ヘヴンズゲート 柔らかな朝の陽射しは、きっと俺の部屋のものとはかけ離れている。真ちゃんちにあるものは、みんながみんな高尚で格式高いもののように見えるのだ。それは既製品や百円均一で買ったと思われるものでも例外はない。それは俺が真ちゃんに対してひどく妄信的だから――だ。恐らくは。
「裸で寝落ちとかあっぶねーことするよなあ……俺ら」 「起きたかバカ尾」 「真ちゃんこそ」 「ふん、見えていたくせに何を言うのだよ」
シーツに体をうずめていた緑間(狸寝入りだった)は、高い鼻を鳴らしてそっぽを向いた。どうやら醜態を晒したまま眠りに落ちてしまったのが気にくわないらしい。家の人にこんなところ見られたら大変だ。でもまだ早朝ではある。今日が始まってから五時間も経っていないうちに俺たちは目をさましてしまったのだ。
「どうしてくれんだよー真ちゃあん。俺らもうパッチリだぜ」 「どうして複数形にする」 「真ちゃんもだろンァイダッ!」 「朝からピーピーと……」
真ちゃんちからのぞく梅雨明けの空は、いつも晴れていて暖かい空気を運んでくる。真ちゃんちに泊まった時はいつもそうだ。大体は一緒の布団で寝落ちして(ちゃんと緑間ママが布団持ってきてくれて真ちゃんはそこに寝てるんだけど、大体そっちに俺が潜り込みに行くからベッドは使ってない)、起き抜けには大体太陽が見えている。
「おい、服を着ろ高尾」 「服着たら二度寝していい?」 「二度寝など許さん!」 「ほらやっぱり目パッチリじゃんか」
持ってきたジャージを着終わる頃には、真ちゃんはもう布団を片付けていた。
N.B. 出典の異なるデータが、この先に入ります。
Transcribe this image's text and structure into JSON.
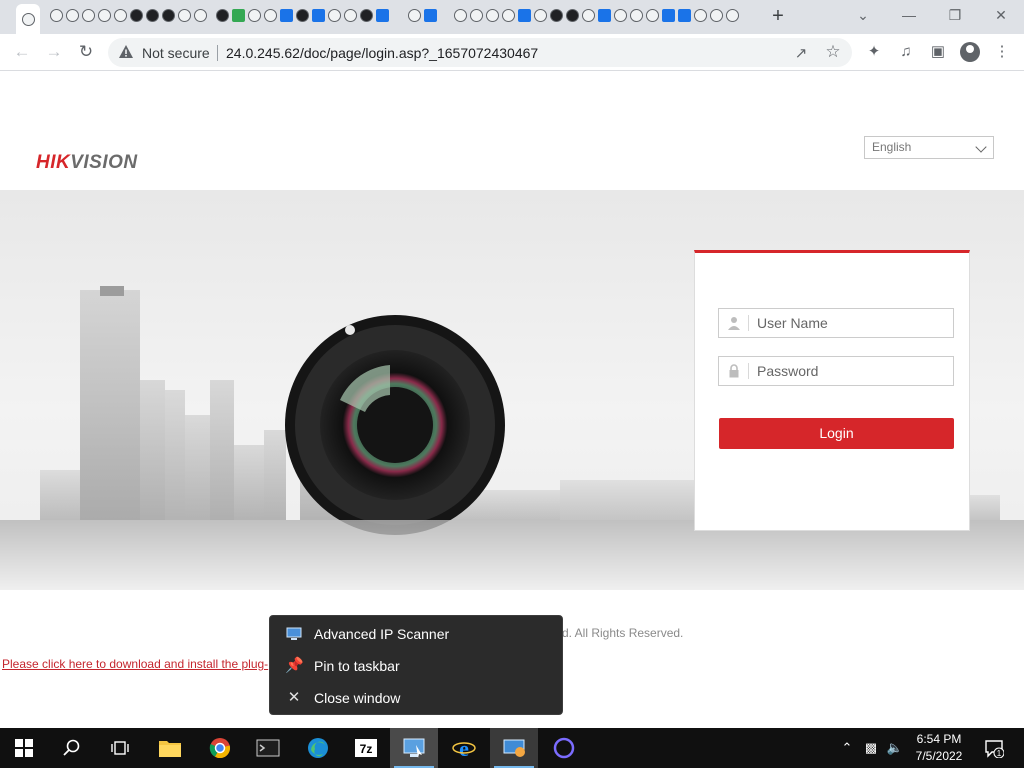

今日も部活だからしょうがない。これからランニングにでも駆り出されるのだろう、袖に腕を通し始めた真ちゃんはもう完全にいつもの真ちゃんだった。
「おは朝始まるまでには帰ってくるコース?」 「そうに決まってるのだよ」 「っはは、じゃあお供しますかいエース様」 「分かりきったことを再三言うな」
そろそろと真ちゃんの部屋から一階に降りる。緑間パパも緑間ママもまだ起きていないことに胸を撫で下ろす。息子とその友達が裸で抱きあって寝てるのなんて万が一にでも目撃したら、きっと失神してしまうだろう。俺だって親ならそうなる。
「おい高尾」 「ん? どした?」 「……お」
先に靴を履いた真ちゃんは、俺が靴紐を結ぶのをまじまじと眺めている。真ちゃんちの玄関はきれいだし広いから、男二人詰め込んでもあまり狭くないのがいいところだ。そしておってなんだ。高尾のお?
「お?」 「……はよう」
自分で言っといて照れるような言葉かなあとは思うけど、そういえば言われてはいなかった。あいさつ忘れててそのままのこと、たまにあるけど、真ちゃんって真面目だからそういう訳にもいかない。
「おう、おはよう!」 「うるさい」 「なんで!?」 「さっさと行くぞ高尾」 「理不尽なまま流された!?」
そっと、観音開きの扉を開ける。生まれたての朝の光が、足元に射し込んでいた。